In 2 Kings 2.1-12, an account is given where the prophet of Israel named Elijah (meaning “My God is Yahweh”) ascends to heaven on a fiery chariot pulled by celestial horses. Elijah does not taste of death, but is translated into heaven.
Only one other figure in the Old Testament ascends to heaven without tasting death–Enoch. Enoch’s name means “The Initiated One,” and the only reference to this figure in the text is an obscure passage which states, “And Enoch walked with God: and he was not; for God took him” (Gen. 5.24). In non-canonical texts associated with Enoch this prophet also ascends to heaven. In fact, the heavenly ascent appears to be the prerequisite of entering heaven without tasting of death.
In all the available Enoch lore thus found two things stand in common: 1) Enoch ascends to the heavens, learns their secrets, and enters the heavenly Holy of Holies or Throne Room. In some passages, Enoch is given the title “Son of Man,” a euphemism for divine heritage, and in the words of Margaret Barker, divine theosis or divinization. 2) All the imagery of the Enoch texts compare the heavenly ascent to a heavenly temple, and the ascent through the heavens can often be assimilated with the chambers in the earthly temple as they were modeled from a heavenly design.
It is this temple and cosmological context that frames the action of celestial ascent. The ascent of Elijah probably follows suit, as this portion of the Old Testament text probably follows a liturgical mise en scene associated with the old Hebrew temple cult. While Enoch and Elijah are the only Old Testament prophets to ascend to heaven without tasting death, other key prophetic figures also find themselves on a heavenly journey. Ezekiel is the most prominent figure, as he makes a tour of heaven. Ezekiel’s tour is also associated with the temple complex. The founder of Israel is Jacob who begins his journey towards kingship by seeing a ladder set in heaven. On top of the ladder was Yahweh, who gives Jacob the great covenant of the fathers during this heavenly vision. This hales back to a prior scene where God shows up to Abraham and gives him the original covenant, and does so while comparing his future offspring to the stars. In non-canonical sources, Abraham also journeys through the stars as part of this covenant.

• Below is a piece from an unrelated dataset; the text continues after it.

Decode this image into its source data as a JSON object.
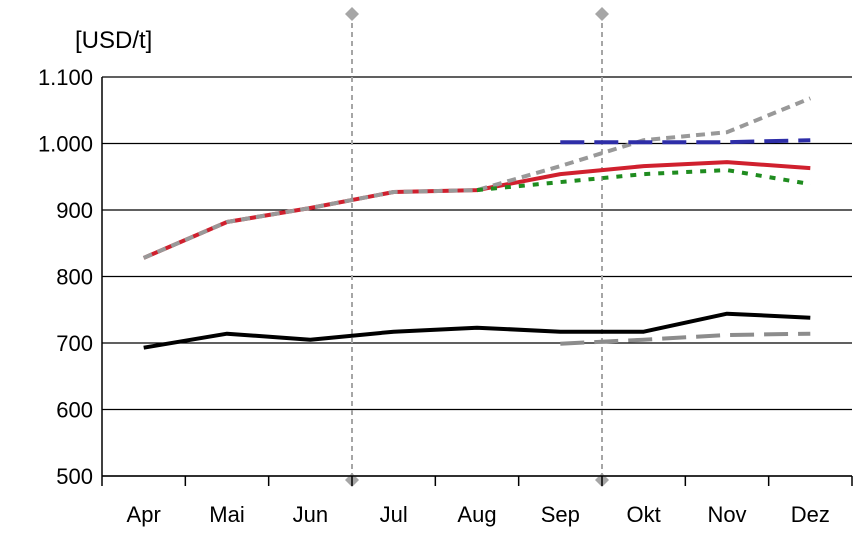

The heavenly journey as part of the prophetic calling is not a creation of Israel or of Biblical tradition. The Israelite people inherited this tradition, they did not create it. In Near Eastern, Egyptian, and Mediterranean traditions, kings, shamans, priests, and prophets all made this heavenly tour. Such a tour was essential to oral cosmology, which saw the source of all true being as emanating from the sky. In order to obtain the right to rule, such royal and august figures analogically journeyed to the stars through ritual to obtain their divine mandate. It is quite surprising to find that all the early Greek masters did the same thing. Parmenides, Pythagoras, Heraclides, Plato, and Cicero all relate some form of the heavenly journey associated with their right to teach, obtain true reason, rule the city, or obtain the right to immortality.
The celestial ascent of Elijah is not biblical fantasy, it is oral cosmology rooted at the foundations of civilization.